A native of Taytay, Rizal, Ponciano Zapanta is very active in the art scene there. He is a long time member of the Group Artists of Taytay (GAT)---serving as its president in 1996, and director from 1997 to the present. He was also a member of the Pinta Pilipino Artists Group and subsequently of the Kulay Pinoy in Jeddah. 

His influences are varied. He likes the Art Nouveau painter and decorative artist Alphonse Mucha, the classical realist Godofredo Zapanta, and the cubist Vicente Manansala: three artists who espoused three very different art styles. Although Godofredo Zapanta, a cousin, was his mentor once, it was to Manansala's transparent cubism style that he eventually gravitated.

Taytay, like Angono and Binangonan are lakeshore towns. They are situated along the eastern edge of Laguna de Bay. National Artists for the Visual Arts Carlos Francisco and Vicente Manansala hail from Angono and Binangonan respectively. They were the ones who made the artists from both places proud. Who wouldn't be? Those two masters belong to my list of the three greatest Filipino painters of all time, which Botong topped.

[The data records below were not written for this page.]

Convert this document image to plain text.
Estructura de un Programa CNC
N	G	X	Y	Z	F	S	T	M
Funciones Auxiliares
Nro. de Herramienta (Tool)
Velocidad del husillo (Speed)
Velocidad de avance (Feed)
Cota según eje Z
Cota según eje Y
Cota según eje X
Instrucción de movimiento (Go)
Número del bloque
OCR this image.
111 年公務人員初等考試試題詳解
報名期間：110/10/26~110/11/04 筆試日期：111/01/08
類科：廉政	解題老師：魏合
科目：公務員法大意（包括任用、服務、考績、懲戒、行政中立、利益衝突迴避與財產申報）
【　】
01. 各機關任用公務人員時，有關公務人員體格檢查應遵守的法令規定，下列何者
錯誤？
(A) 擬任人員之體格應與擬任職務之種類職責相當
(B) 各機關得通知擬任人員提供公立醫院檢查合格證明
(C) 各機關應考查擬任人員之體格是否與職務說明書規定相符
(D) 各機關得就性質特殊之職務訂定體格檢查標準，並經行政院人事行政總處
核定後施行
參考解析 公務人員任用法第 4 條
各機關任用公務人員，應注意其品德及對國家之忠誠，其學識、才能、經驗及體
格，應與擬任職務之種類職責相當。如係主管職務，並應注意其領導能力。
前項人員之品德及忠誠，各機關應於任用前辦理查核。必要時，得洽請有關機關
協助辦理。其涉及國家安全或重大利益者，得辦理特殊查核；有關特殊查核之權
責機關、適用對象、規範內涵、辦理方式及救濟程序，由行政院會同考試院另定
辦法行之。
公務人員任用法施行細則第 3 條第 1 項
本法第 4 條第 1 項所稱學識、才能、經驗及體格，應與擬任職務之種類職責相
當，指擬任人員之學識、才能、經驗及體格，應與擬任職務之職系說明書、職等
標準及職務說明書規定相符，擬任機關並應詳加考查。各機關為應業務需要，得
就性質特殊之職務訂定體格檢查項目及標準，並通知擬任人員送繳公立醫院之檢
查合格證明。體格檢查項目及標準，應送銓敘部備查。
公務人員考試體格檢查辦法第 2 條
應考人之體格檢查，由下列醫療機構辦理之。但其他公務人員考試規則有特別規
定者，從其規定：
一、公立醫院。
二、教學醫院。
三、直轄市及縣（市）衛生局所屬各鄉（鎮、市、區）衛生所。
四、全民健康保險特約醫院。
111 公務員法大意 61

Laguna de Bay loomed large in the oeuvre of those two masters. The lake, it's bounty, and the cyclical routines of the people living along it was depicted time and again as main subjects or backdrops in their works. The lakeshore artists are a blessed lot, both in having Botong Francisco and Enteng Manansala as the art trailblazers they could look up to, and also in living in close proximity to the lake which is an endless source of subject matter, of inspiration.

Zapanta is one of those blessed ones. Laguna de Bay inspires him so. His two lovely paintings for the "Krusada sa Kalikasan" exhibit are prime examples of the effect the lake had on him. These paintings "Fishermen's Border Line" and "Tatsulok: Kapitalista ang nasa Tuktok, Mangingisda ang nasa Sulok" are depictions of the lake with its baklads and fishermen's huts. Both showed the unmistakable influence on him of the transparent cubism style pioneered by Manansala. 

I have written before that there was a dissimilarity with Manansala's and Zapanta's brands of Cubism. I said that while Manansala featured many human figures in his works which he segmented into transparent planes of contrasting gradations, Zapanta looks as though he's focused solely on painting waterscapes, on sceneries and views sans human figures. 

I was wrong, because although he exhibited only two waterscapes in the Krusada sa Kalikasan show, Zapanta, unknown to me then, had also done paintings with the human figure as focal point. He showed me, when I requested it, his painting of a woman amidst her plants, and I guess I can gauge from this painting the approximate depth of Manansala's influence on him.

Zapanta belongs to Manansala's school of transparent cubism, all right. His use of prisms or transparent triangular planes juxtaposed all over his pictures would mark him as such. But I noticed a common strain in his works, both in the figurative and in the waterscapes, which is in marked contrast to Maestro Enteng's works. Zapanta's and Manansala's works differ in their coloration or choice of palette. While Manansala was not averse to using his colors in their full intensity, I've observed that Zapanta seems to hold back and prefers to use pastelly tones. Also, Maestro Enteng's human figures are more angular and their triangular segmentations more marked.

Zapanta chose wisely when he picked transparent cubism as his artistic style. He is in august company. Because the cubists, like Ang Kiukok, Mauro Malang Santos, Angelito Antonio, Hugo Yonzon, Manny Baldemor, Romeo Gutierrez, and Franklin Caña Valencia, are among the biggest names in the Philippine art scene, both today and in the recent past.

Zapanta's wife, Janita San Juan, is a public school teacher. They have two sons, twins, who aside from being both computer experts are also into painting. Zapanta still lives in Taytay with his family, where he spends most of his time painting.